Nineteen health policy experts (one MA signer — MIT’s Jon Gruber) issue an open letter to presidential candidates complaining about the tone of the dialogue on health care, key excerpt:
Unfortunately, the Obama campaign is circulating in Ohio and elsewhere its “Harry and Louise” mailers that unfairly and unconstructively attack Senator Clinton’s universal health care reform plan. These mailers purposely revive “Harry and Louise,” the actors hired by the insurance industry to help destroy health reform in the first Clinton Administration. They make the inaccurate claim that the plan would force people to purchase unaffordable health insurance. Senator Clinton’s plan clearly recognizes that universal coverage cannot be achieved unless health coverage is affordable, and her plan provides subsidies to ensure it is affordable.
The “Harry and Louise” mailer literally takes a page from the playbook of the health insurance industry and other special interests which spent over $300 million to kill any meaningful healthcare reform in 1993-94. It undermines serious dialogue on needed changes to the health care system.
We call on all candidates for President to recommit to a civil, positive discourse that does not undermine the larger goal of quality, affordable healthcare for all Americans. To that end, we urge Senator Obama’s campaign to cease using a mailing that is clearly inconsistent with this goal.

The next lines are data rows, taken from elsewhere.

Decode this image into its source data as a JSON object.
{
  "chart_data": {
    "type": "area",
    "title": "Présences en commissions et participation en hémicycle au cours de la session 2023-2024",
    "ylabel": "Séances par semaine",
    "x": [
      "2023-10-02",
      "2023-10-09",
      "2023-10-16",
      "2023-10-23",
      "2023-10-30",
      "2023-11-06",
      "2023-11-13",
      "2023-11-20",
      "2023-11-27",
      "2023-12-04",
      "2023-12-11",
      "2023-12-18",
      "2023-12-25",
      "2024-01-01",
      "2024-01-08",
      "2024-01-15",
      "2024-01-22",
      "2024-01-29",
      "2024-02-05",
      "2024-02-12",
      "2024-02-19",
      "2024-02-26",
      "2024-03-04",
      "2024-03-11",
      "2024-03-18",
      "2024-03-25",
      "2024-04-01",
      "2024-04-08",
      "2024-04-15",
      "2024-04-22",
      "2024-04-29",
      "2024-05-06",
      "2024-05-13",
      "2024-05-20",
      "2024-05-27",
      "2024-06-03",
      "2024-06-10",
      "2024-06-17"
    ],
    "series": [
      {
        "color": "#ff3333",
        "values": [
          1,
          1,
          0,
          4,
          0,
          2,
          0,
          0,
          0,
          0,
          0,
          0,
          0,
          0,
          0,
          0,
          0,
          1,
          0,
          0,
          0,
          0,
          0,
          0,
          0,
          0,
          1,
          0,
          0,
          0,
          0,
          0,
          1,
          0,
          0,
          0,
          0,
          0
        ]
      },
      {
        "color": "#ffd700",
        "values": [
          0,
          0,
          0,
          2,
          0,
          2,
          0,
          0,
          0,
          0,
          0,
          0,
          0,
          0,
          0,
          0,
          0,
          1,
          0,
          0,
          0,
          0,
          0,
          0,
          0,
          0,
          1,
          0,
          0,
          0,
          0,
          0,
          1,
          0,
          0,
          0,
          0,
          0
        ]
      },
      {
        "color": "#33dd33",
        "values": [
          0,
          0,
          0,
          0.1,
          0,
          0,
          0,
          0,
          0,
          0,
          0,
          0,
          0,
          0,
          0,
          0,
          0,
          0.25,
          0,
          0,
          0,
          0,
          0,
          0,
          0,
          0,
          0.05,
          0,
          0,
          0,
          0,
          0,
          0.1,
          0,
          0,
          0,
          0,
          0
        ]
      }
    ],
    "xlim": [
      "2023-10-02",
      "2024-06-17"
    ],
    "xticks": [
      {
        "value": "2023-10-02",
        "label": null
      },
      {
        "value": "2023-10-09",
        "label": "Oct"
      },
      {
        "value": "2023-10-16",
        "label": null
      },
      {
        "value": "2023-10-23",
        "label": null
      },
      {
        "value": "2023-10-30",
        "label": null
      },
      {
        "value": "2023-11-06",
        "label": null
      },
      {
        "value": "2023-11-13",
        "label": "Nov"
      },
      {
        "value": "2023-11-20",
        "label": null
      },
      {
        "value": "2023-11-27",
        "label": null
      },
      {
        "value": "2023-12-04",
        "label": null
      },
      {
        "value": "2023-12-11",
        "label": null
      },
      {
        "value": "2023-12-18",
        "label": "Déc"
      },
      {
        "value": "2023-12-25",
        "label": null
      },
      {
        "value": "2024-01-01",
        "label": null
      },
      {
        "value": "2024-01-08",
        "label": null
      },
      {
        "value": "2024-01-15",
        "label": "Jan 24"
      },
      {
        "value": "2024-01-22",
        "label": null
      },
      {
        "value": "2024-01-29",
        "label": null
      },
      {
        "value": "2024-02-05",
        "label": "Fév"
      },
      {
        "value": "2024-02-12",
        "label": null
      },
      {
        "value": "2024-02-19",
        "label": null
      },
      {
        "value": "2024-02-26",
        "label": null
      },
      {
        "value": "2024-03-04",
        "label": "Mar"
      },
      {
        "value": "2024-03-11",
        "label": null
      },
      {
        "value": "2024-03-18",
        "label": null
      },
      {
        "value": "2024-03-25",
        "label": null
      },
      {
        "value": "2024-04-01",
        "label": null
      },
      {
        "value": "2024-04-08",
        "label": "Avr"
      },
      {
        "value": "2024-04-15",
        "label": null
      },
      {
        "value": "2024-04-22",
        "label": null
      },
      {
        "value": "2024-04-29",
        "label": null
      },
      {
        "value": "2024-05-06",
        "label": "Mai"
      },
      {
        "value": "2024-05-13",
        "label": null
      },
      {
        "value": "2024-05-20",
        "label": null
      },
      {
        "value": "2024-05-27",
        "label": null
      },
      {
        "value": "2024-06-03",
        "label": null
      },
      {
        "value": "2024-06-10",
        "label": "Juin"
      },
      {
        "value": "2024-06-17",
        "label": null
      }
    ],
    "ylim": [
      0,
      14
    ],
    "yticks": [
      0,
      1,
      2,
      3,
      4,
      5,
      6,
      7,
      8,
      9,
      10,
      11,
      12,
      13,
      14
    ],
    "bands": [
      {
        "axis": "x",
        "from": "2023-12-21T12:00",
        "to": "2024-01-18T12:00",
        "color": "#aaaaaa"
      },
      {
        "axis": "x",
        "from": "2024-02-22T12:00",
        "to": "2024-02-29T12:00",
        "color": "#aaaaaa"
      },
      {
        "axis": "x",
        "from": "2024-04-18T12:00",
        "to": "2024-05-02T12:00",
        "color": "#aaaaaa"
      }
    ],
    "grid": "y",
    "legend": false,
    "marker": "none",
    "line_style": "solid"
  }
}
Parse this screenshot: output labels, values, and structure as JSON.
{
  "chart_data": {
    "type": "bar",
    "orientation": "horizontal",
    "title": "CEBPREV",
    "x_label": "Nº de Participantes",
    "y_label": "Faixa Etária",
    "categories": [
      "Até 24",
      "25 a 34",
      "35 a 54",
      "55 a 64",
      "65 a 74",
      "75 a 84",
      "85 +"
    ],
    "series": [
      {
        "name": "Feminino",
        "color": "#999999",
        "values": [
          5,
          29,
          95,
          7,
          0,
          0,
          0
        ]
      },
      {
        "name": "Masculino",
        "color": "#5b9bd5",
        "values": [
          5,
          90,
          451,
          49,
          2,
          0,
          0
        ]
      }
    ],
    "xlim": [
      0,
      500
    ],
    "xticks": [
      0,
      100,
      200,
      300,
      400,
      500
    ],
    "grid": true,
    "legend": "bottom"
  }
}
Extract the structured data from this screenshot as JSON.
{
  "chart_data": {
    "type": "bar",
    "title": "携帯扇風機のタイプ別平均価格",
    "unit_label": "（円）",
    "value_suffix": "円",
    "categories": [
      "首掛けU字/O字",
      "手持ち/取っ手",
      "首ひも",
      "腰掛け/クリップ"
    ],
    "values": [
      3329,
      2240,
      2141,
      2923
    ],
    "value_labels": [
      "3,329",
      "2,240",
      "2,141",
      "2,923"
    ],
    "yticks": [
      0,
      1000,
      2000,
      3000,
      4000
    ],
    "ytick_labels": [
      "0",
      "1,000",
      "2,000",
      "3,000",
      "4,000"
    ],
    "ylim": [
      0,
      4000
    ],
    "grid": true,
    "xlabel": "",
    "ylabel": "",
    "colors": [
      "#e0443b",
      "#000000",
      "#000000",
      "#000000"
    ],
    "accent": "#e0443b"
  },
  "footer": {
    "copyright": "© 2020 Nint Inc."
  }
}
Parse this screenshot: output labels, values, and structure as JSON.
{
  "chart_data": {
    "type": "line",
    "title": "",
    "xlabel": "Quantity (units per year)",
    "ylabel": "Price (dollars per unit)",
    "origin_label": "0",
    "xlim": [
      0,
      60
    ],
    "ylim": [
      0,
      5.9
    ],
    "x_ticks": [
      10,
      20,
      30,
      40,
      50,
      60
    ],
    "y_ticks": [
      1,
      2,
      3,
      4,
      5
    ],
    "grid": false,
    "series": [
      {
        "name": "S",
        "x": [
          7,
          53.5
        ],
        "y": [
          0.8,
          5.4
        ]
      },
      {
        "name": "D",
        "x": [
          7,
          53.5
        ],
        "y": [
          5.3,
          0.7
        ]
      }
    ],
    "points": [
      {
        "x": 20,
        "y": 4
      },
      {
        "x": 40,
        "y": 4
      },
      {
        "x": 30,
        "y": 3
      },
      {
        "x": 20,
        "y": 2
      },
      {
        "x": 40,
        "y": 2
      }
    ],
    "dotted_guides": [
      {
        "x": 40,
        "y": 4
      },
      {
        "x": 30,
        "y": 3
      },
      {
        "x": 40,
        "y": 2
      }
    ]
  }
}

Click here for the New Republic take on the issue, as well as the full letter and all signatories.
There is nothing untrue in the Obama mailer. Senator Clinton has called for a mandate similar to the one Chapter 58 has imposed upon the citizens of Massachusetts and she has been very vague in outlining how she will enforce it. It is instructive to note that Dr. Gruber has consulted extensively with the Clinton campaign. This is the guy who thinks it is “time to get mean” here in the Bay State by ratcheting up fines until people comply. Forced insurance isn’t working here, and it won’t work on the national level. Senator Obama is right.